Listen to Victoria Kennefick read this poem.
Naturally inclined to witchcraft in the way of most children,
alone in the garden my daughter makes a potion from
rainwater,
flowerheads, and sticks,
an empty snail shell (deep as an ear canal),
small rocks,
and grass.
The more elaborate concoctions
require
pulled-up roots,
weary petals ground on the path to turn the water pink,
strands of my salt-and-pepper hair pulled out with tiny, furious fists.
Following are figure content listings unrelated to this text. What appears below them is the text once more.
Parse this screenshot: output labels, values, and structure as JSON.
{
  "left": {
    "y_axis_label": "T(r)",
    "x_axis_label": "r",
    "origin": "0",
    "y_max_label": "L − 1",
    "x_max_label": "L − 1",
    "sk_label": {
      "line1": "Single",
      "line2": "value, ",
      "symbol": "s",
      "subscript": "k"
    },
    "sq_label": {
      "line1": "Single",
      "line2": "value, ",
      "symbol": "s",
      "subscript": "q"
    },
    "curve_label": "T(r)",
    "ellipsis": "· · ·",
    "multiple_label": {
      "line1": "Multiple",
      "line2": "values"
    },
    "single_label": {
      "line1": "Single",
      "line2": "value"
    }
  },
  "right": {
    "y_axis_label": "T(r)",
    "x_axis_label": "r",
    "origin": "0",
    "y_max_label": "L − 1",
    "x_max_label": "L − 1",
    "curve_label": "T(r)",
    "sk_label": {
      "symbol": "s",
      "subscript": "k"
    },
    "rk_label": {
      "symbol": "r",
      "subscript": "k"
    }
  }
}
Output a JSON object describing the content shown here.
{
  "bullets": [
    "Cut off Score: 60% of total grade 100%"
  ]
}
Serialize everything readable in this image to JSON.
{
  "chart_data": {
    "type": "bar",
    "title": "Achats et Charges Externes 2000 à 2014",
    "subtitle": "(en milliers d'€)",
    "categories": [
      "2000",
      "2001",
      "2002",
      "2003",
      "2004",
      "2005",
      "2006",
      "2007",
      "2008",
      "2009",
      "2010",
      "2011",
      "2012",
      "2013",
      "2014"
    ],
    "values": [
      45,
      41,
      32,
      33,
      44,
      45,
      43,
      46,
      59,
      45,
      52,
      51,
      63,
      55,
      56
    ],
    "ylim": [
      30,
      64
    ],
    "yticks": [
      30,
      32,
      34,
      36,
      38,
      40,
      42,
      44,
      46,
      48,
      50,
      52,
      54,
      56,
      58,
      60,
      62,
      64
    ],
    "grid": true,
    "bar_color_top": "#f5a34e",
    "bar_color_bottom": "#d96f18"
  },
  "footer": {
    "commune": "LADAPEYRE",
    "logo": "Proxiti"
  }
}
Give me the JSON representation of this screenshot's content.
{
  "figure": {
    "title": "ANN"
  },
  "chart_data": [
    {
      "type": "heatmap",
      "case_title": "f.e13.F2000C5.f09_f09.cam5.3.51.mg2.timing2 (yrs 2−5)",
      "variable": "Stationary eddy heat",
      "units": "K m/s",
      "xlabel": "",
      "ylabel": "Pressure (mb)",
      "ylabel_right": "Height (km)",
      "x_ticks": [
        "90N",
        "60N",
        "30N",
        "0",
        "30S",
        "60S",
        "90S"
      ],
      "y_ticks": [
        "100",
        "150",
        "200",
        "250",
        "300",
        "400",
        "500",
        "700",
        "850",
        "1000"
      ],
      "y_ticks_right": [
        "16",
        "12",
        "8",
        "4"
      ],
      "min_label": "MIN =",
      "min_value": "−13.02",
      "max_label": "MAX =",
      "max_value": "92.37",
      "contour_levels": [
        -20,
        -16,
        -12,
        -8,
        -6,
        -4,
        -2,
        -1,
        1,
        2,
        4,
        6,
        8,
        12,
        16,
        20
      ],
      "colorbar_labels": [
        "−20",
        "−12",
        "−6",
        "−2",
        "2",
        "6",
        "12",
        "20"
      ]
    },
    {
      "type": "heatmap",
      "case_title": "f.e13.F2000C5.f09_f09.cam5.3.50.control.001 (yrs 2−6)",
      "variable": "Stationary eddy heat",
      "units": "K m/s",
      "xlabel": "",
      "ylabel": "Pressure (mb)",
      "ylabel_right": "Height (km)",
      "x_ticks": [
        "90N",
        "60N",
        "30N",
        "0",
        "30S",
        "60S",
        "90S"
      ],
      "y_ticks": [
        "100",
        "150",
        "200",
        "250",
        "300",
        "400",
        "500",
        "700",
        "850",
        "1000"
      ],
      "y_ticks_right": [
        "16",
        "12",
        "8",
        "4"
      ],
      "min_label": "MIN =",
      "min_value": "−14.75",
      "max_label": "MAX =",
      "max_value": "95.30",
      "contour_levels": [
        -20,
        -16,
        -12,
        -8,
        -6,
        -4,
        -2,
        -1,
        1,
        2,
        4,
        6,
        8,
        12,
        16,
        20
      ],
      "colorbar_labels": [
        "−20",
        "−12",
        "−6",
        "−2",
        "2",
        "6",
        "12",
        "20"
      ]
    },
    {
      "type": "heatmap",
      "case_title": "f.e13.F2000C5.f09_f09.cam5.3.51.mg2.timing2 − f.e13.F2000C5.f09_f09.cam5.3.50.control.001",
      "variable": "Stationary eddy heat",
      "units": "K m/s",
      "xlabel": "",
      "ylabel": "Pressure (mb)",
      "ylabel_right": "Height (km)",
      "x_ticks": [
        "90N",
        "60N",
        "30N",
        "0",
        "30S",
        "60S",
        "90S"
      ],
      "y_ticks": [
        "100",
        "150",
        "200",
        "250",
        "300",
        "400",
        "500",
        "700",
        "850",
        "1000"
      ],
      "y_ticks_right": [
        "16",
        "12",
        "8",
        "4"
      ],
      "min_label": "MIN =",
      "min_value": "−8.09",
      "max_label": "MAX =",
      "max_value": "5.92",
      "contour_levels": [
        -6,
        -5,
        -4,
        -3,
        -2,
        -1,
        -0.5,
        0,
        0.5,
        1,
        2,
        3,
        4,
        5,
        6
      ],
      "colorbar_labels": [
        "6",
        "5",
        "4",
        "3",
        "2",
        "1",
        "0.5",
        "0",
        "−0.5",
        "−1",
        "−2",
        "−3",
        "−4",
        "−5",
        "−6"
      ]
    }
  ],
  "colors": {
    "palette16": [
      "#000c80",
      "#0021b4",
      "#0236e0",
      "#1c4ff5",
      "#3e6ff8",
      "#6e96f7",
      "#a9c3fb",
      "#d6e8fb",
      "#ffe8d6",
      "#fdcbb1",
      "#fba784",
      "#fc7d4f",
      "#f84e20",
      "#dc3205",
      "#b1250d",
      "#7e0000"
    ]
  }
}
(At least she prays to trees for their permission to use bark.)
After storms
she hunts for fallen eggs
to add to the mixture,
the lump in my throat ovum-shaped,
ready to crack.
She only harvests rotten ones,
they have more magic, she maintains,
I think only of the embryo decaying.
Sometimes, she catches
the frantic sounds of the parent birds
in her skirt—
but they are too sad to use most days.
Potions and soup she likes to serve
in her play pool,
a bucket,
flowerpots,
a dog bowl,
in a deep hole she dug in the garden.
Bundles of long grasses, leaves,
other treasures she ties to low hanging branches
or places in the nook of a rock.
She aggressively offers mud and dandelions
to any worm she sees. Today she’s perfected a love potion,
yesterday a poison for enemies.
The antidote is to eat bugs or store rocks in the mouth.
She is very knowledgeable. I tell her so
as she fills her baby doll’s bottle
with an elixir to make a baby sister.